Grier was looking at documents from nearly 1,000 years ago, manuscripts written by Adémar de Chabannes (c. 989-1034), a monk of the Abbey of Saint-Cybard in Angoulême, France. One particular Adémar manuscript featured fixed and precise dots to indicate pitch. It was the first of its kind.

“Manuscripts from the 10th century use the vertical dimension to indicate melodic direction, but they don’t show specific intervallic duration,” he explained.

Picture sheet music, as you know it today. For each word below the staff, there is a specific note above – indicating if the word that follows is to be sung in a lower or higher note. It also indicates how much higher or lower you have to sing what follows.

The dots found in manuscripts of Adémar’s time indicated only directionality – instructing monks to sing higher or lower. There was no distance or pitch interval in the manuscript.
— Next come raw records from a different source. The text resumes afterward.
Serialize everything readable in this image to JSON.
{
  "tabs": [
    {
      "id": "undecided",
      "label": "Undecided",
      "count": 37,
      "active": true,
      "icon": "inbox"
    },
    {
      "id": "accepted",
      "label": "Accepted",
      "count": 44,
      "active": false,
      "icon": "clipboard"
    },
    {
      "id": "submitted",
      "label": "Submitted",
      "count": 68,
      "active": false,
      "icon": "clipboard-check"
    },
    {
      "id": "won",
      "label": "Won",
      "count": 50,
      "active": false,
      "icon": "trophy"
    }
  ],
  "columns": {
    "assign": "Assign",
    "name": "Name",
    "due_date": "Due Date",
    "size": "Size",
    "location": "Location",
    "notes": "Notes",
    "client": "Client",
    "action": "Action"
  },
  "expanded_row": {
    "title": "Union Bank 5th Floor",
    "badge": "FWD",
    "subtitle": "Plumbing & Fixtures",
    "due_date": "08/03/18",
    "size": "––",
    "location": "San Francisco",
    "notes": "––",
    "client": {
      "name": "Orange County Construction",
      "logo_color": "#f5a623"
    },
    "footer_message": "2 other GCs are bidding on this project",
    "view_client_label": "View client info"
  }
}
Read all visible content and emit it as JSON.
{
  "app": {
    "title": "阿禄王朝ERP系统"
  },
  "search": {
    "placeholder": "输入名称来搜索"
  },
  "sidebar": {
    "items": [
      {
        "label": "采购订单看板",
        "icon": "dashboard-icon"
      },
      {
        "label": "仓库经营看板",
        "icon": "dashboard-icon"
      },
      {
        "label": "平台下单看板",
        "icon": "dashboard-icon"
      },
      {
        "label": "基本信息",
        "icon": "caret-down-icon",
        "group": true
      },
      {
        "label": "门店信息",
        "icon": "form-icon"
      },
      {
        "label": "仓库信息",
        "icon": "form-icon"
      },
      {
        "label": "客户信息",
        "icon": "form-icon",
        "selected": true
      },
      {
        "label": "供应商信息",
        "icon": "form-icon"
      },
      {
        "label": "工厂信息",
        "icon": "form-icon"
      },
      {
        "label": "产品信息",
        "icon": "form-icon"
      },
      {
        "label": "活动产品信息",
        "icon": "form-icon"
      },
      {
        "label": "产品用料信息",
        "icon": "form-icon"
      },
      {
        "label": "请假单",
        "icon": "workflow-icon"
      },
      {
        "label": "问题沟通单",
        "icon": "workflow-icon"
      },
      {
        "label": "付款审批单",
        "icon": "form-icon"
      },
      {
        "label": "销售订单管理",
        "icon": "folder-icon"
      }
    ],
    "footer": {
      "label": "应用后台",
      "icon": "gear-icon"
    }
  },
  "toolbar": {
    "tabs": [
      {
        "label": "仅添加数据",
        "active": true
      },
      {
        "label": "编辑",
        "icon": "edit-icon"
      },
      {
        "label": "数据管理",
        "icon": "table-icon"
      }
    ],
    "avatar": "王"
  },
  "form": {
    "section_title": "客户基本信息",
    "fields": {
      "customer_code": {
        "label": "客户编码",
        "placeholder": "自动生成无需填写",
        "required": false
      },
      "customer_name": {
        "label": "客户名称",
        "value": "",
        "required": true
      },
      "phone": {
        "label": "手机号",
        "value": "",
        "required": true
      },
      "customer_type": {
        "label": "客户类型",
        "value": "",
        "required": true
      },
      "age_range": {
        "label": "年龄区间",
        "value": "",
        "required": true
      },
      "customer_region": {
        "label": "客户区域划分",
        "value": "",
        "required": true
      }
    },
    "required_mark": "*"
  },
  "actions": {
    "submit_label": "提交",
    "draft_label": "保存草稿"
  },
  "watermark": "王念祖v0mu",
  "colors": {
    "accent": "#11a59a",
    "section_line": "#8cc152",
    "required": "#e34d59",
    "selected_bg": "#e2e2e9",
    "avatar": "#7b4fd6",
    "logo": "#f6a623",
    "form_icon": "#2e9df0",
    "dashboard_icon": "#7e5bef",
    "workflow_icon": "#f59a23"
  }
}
What Adémar did, for the first time, is use the vertical field to indicate both directionality and pitch in musical notation, Grier explained.

“I identified Adémar as the scribe who introduced this particular technique into the scriptorium. It’s important because we now have a very specific time and we can date things,” Grier said.

Winner of a Killam Research Fellowship in 2009, Grier’s findings were published late last year in the Journal of the American Musicological Society.

“We’re able to specifically date these manuscripts that they become an anchor point around which we can date others. Adémar was a skilled scribe and very much aware of the power of writing, something we take for granted all of the time,” he continued.

“For monks of the generation before Adémar, for older monks, they would have had to rely on their memories to replicate the sequence of notes that makes up the chant. The big change Adémar made was to pedagogy, for young monks who aspire to become big soloists in a monastic community, they had an alternative for learning the chants – they could learn it from books, just as we can now.”

For all intents and purposes, Adémar can be credited for creating books that can be functionally read as music. It’s an overwhelmingly significant contribution to musical literacy, Grier said.

“Placement on the vertical axis remains the standard convention for indicating pitch in notation in Western culture and there is far greater weight on pitch than on many other elements such as dynamics and timbre,” he explained.